Honegger distances himself from “program music,” focusing instead on the kinetics of rugby expressed through pitch and rhythm. One would assume that the words “brusque, untidy, and desperate” would connote dissonant pitch collections and rhythmic conflict. Here I’m particularly interested in how Honegger treats rhythm, because that is an important aspect of his most well known music.

In Pacific 231, for example, Honegger uses a rhythmic crescendo as a formal organizational principle. (Waters, 1997) It’s easy to hear this principle in the piece’s gradual change to faster rhythms on a hypermetrical level, because it evokes a train leaving the station, increasing its speed, and slowing down to arrive at its destination. The locomotive motive, if you will, integrates well with a plan in which rhythmic crescendo and decrescendo combine with rhythmic displacement and polyrhythm to create an arch form structure that parallels a familiar real-world event.

A similar use of rhythmic crescendo informs the structure of Rugby; however, the effect here is less successful. I think the problem lies in the game of rugby itself and the nature of team sports in general. I think that the way a rugby game unfolds in time does not create a fitting model for musical form, because the rhythmic ebb and flow of the many events in a game conflicts with the rhythmic crescendo employed in Honegger’s piece.

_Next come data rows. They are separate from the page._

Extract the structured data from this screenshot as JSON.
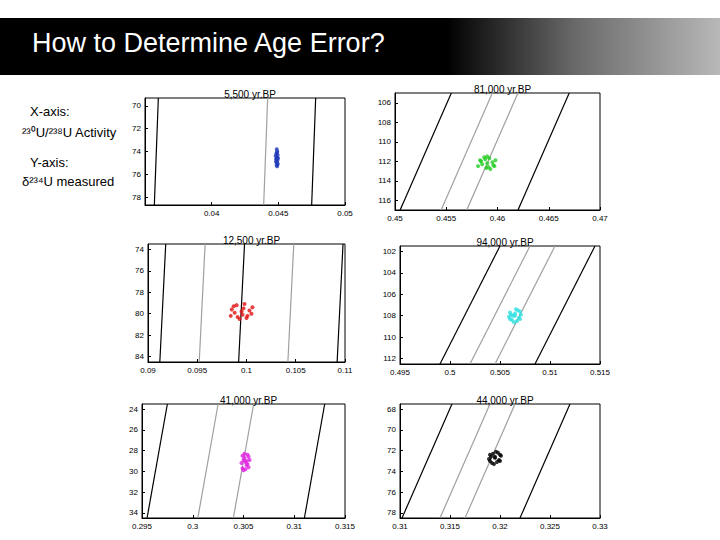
{
  "slide": {
    "title": "How to Determine Age Error?",
    "labels": [
      "X-axis:",
      "²³⁰U/²³⁸U Activity",
      "Y-axis:",
      "δ²³⁴U measured"
    ]
  },
  "chart_data": [
    {
      "type": "scatter",
      "title": "5,500 yr.BP",
      "xlim": [
        0.035,
        0.05
      ],
      "xticks": [
        0.04,
        0.045,
        0.05
      ],
      "ylim": [
        78.7,
        69.3
      ],
      "yticks": [
        70,
        72,
        74,
        76,
        78
      ],
      "series": [
        {
          "type": "scatter",
          "color": "#1f3ab8",
          "values": [
            [
              0.04488,
              73.8
            ],
            [
              0.04492,
              74.0
            ],
            [
              0.04485,
              74.2
            ],
            [
              0.04495,
              74.3
            ],
            [
              0.0448,
              74.4
            ],
            [
              0.0449,
              74.5
            ],
            [
              0.04498,
              74.6
            ],
            [
              0.04486,
              74.7
            ],
            [
              0.04493,
              74.8
            ],
            [
              0.04482,
              74.9
            ],
            [
              0.0449,
              75.0
            ],
            [
              0.04496,
              75.1
            ],
            [
              0.04487,
              75.2
            ],
            [
              0.04491,
              75.3
            ],
            [
              0.04489,
              74.1
            ],
            [
              0.04484,
              74.65
            ]
          ]
        },
        {
          "type": "line",
          "color": "#000000",
          "values": [
            [
              0.0357,
              78.7
            ],
            [
              0.036,
              69.3
            ]
          ]
        },
        {
          "type": "line",
          "color": "#a0a0a0",
          "values": [
            [
              0.0439,
              78.7
            ],
            [
              0.0442,
              69.3
            ]
          ]
        },
        {
          "type": "line",
          "color": "#000000",
          "values": [
            [
              0.0475,
              78.7
            ],
            [
              0.0478,
              69.3
            ]
          ]
        }
      ]
    },
    {
      "type": "scatter",
      "title": "81,000 yr.BP",
      "xlim": [
        0.45,
        0.47
      ],
      "xticks": [
        0.45,
        0.455,
        0.46,
        0.465,
        0.47
      ],
      "ylim": [
        117,
        105
      ],
      "yticks": [
        106,
        108,
        110,
        112,
        114,
        116
      ],
      "series": [
        {
          "type": "scatter",
          "color": "#22cc22",
          "values": [
            [
              0.459,
              112.2
            ],
            [
              0.4584,
              112.0
            ],
            [
              0.4596,
              112.4
            ],
            [
              0.4587,
              111.6
            ],
            [
              0.4593,
              112.8
            ],
            [
              0.4581,
              112.5
            ],
            [
              0.4598,
              111.9
            ],
            [
              0.4589,
              112.7
            ],
            [
              0.4592,
              111.7
            ],
            [
              0.4585,
              112.3
            ],
            [
              0.4595,
              112.1
            ],
            [
              0.4588,
              111.8
            ],
            [
              0.4591,
              112.6
            ],
            [
              0.4583,
              111.9
            ],
            [
              0.4597,
              112.5
            ],
            [
              0.459,
              111.5
            ]
          ]
        },
        {
          "type": "line",
          "color": "#000000",
          "values": [
            [
              0.4505,
              117
            ],
            [
              0.4555,
              105
            ]
          ]
        },
        {
          "type": "line",
          "color": "#a0a0a0",
          "values": [
            [
              0.4545,
              117
            ],
            [
              0.4595,
              105
            ]
          ]
        },
        {
          "type": "line",
          "color": "#a0a0a0",
          "values": [
            [
              0.457,
              117
            ],
            [
              0.462,
              105
            ]
          ]
        },
        {
          "type": "line",
          "color": "#000000",
          "values": [
            [
              0.462,
              117
            ],
            [
              0.467,
              105
            ]
          ]
        }
      ]
    },
    {
      "type": "scatter",
      "title": "12,500 yr.BP",
      "xlim": [
        0.09,
        0.11
      ],
      "xticks": [
        0.09,
        0.095,
        0.1,
        0.105,
        0.11
      ],
      "ylim": [
        84.5,
        73.5
      ],
      "yticks": [
        74,
        76,
        78,
        80,
        82,
        84
      ],
      "series": [
        {
          "type": "scatter",
          "color": "#e01010",
          "values": [
            [
              0.0995,
              79.8
            ],
            [
              0.0985,
              79.6
            ],
            [
              0.1005,
              80.0
            ],
            [
              0.099,
              79.2
            ],
            [
              0.1,
              80.4
            ],
            [
              0.0984,
              80.2
            ],
            [
              0.1006,
              79.4
            ],
            [
              0.0993,
              80.5
            ],
            [
              0.0998,
              79.1
            ],
            [
              0.0988,
              79.9
            ],
            [
              0.1003,
              79.7
            ],
            [
              0.0991,
              80.3
            ],
            [
              0.0997,
              79.5
            ],
            [
              0.1001,
              80.2
            ],
            [
              0.0987,
              79.3
            ],
            [
              0.0996,
              80.1
            ]
          ]
        },
        {
          "type": "line",
          "color": "#000000",
          "values": [
            [
              0.0912,
              84.5
            ],
            [
              0.0918,
              73.5
            ]
          ]
        },
        {
          "type": "line",
          "color": "#a0a0a0",
          "values": [
            [
              0.0952,
              84.5
            ],
            [
              0.0958,
              73.5
            ]
          ]
        },
        {
          "type": "line",
          "color": "#000000",
          "values": [
            [
              0.0992,
              84.5
            ],
            [
              0.0998,
              73.5
            ]
          ]
        },
        {
          "type": "line",
          "color": "#a0a0a0",
          "values": [
            [
              0.1042,
              84.5
            ],
            [
              0.1048,
              73.5
            ]
          ]
        },
        {
          "type": "line",
          "color": "#000000",
          "values": [
            [
              0.1092,
              84.5
            ],
            [
              0.1098,
              73.5
            ]
          ]
        }
      ]
    },
    {
      "type": "scatter",
      "title": "94,000 yr.BP",
      "xlim": [
        0.495,
        0.515
      ],
      "xticks": [
        0.495,
        0.5,
        0.505,
        0.51,
        0.515
      ],
      "ylim": [
        112.5,
        101.5
      ],
      "yticks": [
        102,
        104,
        106,
        108,
        110,
        112
      ],
      "series": [
        {
          "type": "scatter",
          "color": "#30e0e0",
          "values": [
            [
              0.5065,
              108.0
            ],
            [
              0.506,
              107.7
            ],
            [
              0.507,
              108.3
            ],
            [
              0.5062,
              108.4
            ],
            [
              0.5068,
              107.5
            ],
            [
              0.5059,
              108.1
            ],
            [
              0.5071,
              107.9
            ],
            [
              0.5064,
              108.6
            ],
            [
              0.5066,
              107.4
            ],
            [
              0.5061,
              107.9
            ],
            [
              0.5069,
              108.2
            ],
            [
              0.5063,
              108.0
            ],
            [
              0.5067,
              108.5
            ],
            [
              0.506,
              108.3
            ],
            [
              0.507,
              107.6
            ],
            [
              0.5065,
              107.8
            ]
          ]
        },
        {
          "type": "line",
          "color": "#000000",
          "values": [
            [
              0.499,
              112.5
            ],
            [
              0.505,
              101.5
            ]
          ]
        },
        {
          "type": "line",
          "color": "#a0a0a0",
          "values": [
            [
              0.502,
              112.5
            ],
            [
              0.508,
              101.5
            ]
          ]
        },
        {
          "type": "line",
          "color": "#a0a0a0",
          "values": [
            [
              0.5045,
              112.5
            ],
            [
              0.5105,
              101.5
            ]
          ]
        },
        {
          "type": "line",
          "color": "#000000",
          "values": [
            [
              0.5085,
              112.5
            ],
            [
              0.5145,
              101.5
            ]
          ]
        }
      ]
    },
    {
      "type": "scatter",
      "title": "41,000 yr.BP",
      "xlim": [
        0.295,
        0.315
      ],
      "xticks": [
        0.295,
        0.3,
        0.305,
        0.31,
        0.315
      ],
      "ylim": [
        34.5,
        23.5
      ],
      "yticks": [
        24,
        26,
        28,
        30,
        32,
        34
      ],
      "series": [
        {
          "type": "scatter",
          "color": "#e020e0",
          "values": [
            [
              0.3052,
              29.1
            ],
            [
              0.3049,
              28.5
            ],
            [
              0.3055,
              29.6
            ],
            [
              0.305,
              29.9
            ],
            [
              0.3054,
              28.4
            ],
            [
              0.3048,
              29.2
            ],
            [
              0.3056,
              28.9
            ],
            [
              0.3051,
              28.7
            ],
            [
              0.3053,
              29.4
            ],
            [
              0.3049,
              29.7
            ],
            [
              0.3055,
              28.6
            ],
            [
              0.3052,
              29.8
            ],
            [
              0.305,
              28.9
            ],
            [
              0.3054,
              29.3
            ],
            [
              0.3051,
              28.3
            ],
            [
              0.3053,
              29.0
            ]
          ]
        },
        {
          "type": "line",
          "color": "#000000",
          "values": [
            [
              0.2955,
              34.5
            ],
            [
              0.2975,
              23.5
            ]
          ]
        },
        {
          "type": "line",
          "color": "#a0a0a0",
          "values": [
            [
              0.3005,
              34.5
            ],
            [
              0.3025,
              23.5
            ]
          ]
        },
        {
          "type": "line",
          "color": "#a0a0a0",
          "values": [
            [
              0.304,
              34.5
            ],
            [
              0.306,
              23.5
            ]
          ]
        },
        {
          "type": "line",
          "color": "#000000",
          "values": [
            [
              0.311,
              34.5
            ],
            [
              0.313,
              23.5
            ]
          ]
        }
      ]
    },
    {
      "type": "scatter",
      "title": "44,000 yr.BP",
      "xlim": [
        0.31,
        0.33
      ],
      "xticks": [
        0.31,
        0.315,
        0.32,
        0.325,
        0.33
      ],
      "ylim": [
        78.5,
        67.5
      ],
      "yticks": [
        68,
        70,
        72,
        74,
        76,
        78
      ],
      "series": [
        {
          "type": "scatter",
          "color": "#000000",
          "values": [
            [
              0.3195,
              72.7
            ],
            [
              0.319,
              72.4
            ],
            [
              0.32,
              73.0
            ],
            [
              0.3192,
              73.2
            ],
            [
              0.3198,
              72.2
            ],
            [
              0.3189,
              72.8
            ],
            [
              0.3201,
              72.5
            ],
            [
              0.3194,
              73.3
            ],
            [
              0.3196,
              72.1
            ],
            [
              0.3191,
              72.6
            ],
            [
              0.3199,
              72.9
            ],
            [
              0.3193,
              72.3
            ],
            [
              0.3197,
              73.1
            ],
            [
              0.319,
              73.0
            ],
            [
              0.32,
              72.4
            ],
            [
              0.3195,
              72.6
            ]
          ]
        },
        {
          "type": "line",
          "color": "#000000",
          "values": [
            [
              0.3102,
              78.5
            ],
            [
              0.3152,
              67.5
            ]
          ]
        },
        {
          "type": "line",
          "color": "#a0a0a0",
          "values": [
            [
              0.314,
              78.5
            ],
            [
              0.319,
              67.5
            ]
          ]
        },
        {
          "type": "line",
          "color": "#a0a0a0",
          "values": [
            [
              0.3165,
              78.5
            ],
            [
              0.3215,
              67.5
            ]
          ]
        },
        {
          "type": "line",
          "color": "#000000",
          "values": [
            [
              0.322,
              78.5
            ],
            [
              0.327,
              67.5
            ]
          ]
        }
      ]
    }
  ]
}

Perhaps the kinetic profile of a game such as rugby or basketball could be used as a model for musical form if the game could be temporally stretched, so that one event in the game could occupy a much larger time span in music, like a slow-motion replay in musical terms. Imagine that the speed of the players could be reduced to that of performers in Japanese noh theater. If this could be the speed of a game of rugby, then music might provide a more suitable architectural parallel. To look at the situation in reverse, I suppose a game like rugby is like a piece of music that has too many different and unrelated changes in rhythmic structure, too many climatic points. How many times can music effectively portray the same sets of recurring events such as scrums without losing its focus and overall momentum? Honegger must have struggled to fit his compositional process onto rugby, a struggle happily absent from Pacific 231.

Sources Cited

Bateman, Anthony. Sport, Music, Identities. Oxford: Routledge, 2015.

Waters, Keith John. “Rhythmic and Contrapuntal Structures in the Music of Arthur Honegger” (Ph.D. Dissertation, Rochester University, 1997).